“Presidio” (Gradiva, 2024) parte de uma premissa assaz cinematográfica: é um romance noir densamente atmosférico, que acompanha dois criminosos em fuga pelas estradas intermináveis do Texas.
O livro começa com um olhar pelo caderno de notas do protagonista, Troy Falconer, onde este explica as razões que o levam a sobreviver de um modo peculiar: instalando-se em móteis baratos, de onde sai à socapa, levando a roupa, o dinheiro e o carro dos seus incautos hóspedes. À primeira vista, podemos classificar Troy como um reles ladrão de automóveis. Contudo, na verdade, não é dessa forma que se define: Troy tem um temperamento sensível, ora carregado de cinismo, ora ingénuo, e vive tomado por uma compulsão quase religiosa em ser dono de coisa nenhuma. “A minha verdadeira profissão é o cuidadoso e altamente precário acto de manter uma vida quase completamente destituída de propriedade pessoal”. De modo a satisfazer o seu propósito e, ainda assim, ganhar a vida, Troy é obrigado a esgueirar-se para o interior de quartos de motel, usualmente quando o hóspede está no banho ou na piscina, e surrupiar-lhes os pertences.
Em Novembro de 1972, o protagonista é obrigado a colocar um parêntese na sua carreira de salteador itinerante. Regressa à vilória onde havia crescido, com a intenção de ajudar o irmão, Harlan, a encontrar o rasto da esposa, Bettie, uma vigarista que terá fugido com a herança de Bill Ray, pai dos dois rapazes. O corpulento Harlan está nos antípodas do irmão: manso, doméstico, viveu toda a vida atado a um pequeno ponto no mapa, e inclusivamente já comprou a sua própria lápide, que o espera pacientemente no cemitério local.
Os irmãos partem no encalço de Bettie e, quando Troy rouba uma carrinha à porta de um supermercado, não reparam numa passageira acidental escondida no banco de trás: a franzina Martha, com apenas 11 anos, faúlha que acabará por desencadear a fuga em direcção ao México.

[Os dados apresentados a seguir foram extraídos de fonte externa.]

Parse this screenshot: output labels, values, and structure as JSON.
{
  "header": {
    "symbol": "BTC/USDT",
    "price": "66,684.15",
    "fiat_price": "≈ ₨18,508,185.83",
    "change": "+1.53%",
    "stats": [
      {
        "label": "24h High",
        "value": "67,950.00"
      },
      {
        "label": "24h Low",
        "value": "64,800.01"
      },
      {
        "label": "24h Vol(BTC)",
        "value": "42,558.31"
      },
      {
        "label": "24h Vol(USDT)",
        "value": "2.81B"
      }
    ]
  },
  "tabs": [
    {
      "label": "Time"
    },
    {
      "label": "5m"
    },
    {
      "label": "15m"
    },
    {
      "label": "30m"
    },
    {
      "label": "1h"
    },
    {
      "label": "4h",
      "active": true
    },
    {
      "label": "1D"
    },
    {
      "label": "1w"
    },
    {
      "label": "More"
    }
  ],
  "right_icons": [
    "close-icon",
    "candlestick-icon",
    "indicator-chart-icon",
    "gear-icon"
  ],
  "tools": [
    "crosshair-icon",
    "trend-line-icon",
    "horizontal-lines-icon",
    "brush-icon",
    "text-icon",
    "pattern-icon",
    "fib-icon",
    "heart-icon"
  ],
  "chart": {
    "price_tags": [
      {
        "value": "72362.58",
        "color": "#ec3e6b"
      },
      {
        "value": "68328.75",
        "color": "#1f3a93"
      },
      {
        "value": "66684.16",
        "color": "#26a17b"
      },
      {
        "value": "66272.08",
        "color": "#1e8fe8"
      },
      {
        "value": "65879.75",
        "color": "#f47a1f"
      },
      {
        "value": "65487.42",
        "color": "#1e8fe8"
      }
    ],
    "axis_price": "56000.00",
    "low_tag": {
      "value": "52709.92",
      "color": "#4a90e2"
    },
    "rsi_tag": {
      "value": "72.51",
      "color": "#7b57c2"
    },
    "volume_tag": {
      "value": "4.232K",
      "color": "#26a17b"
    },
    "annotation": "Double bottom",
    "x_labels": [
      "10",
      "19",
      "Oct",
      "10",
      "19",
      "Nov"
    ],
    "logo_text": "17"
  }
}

O livro oscila entre as notas de Troy — deliciosas diatribes com episódios das suas viagens, meditações filosóficas e pequenas estórias — e a narrativa principal do livro, numa dança inspirada que nos aproxima cada vez mais do protagonista. Randy Kennedy tem uma imaginação fértil, um pendor para descrições sensoriais e líricas, e a capacidade de se deixar levar pelos inúmeros desvios à história, sempre com uma assinalável qualidade poética na sua escrita. Tudo isto faz da leitura de “Presidio” um prazer, da primeira à última página.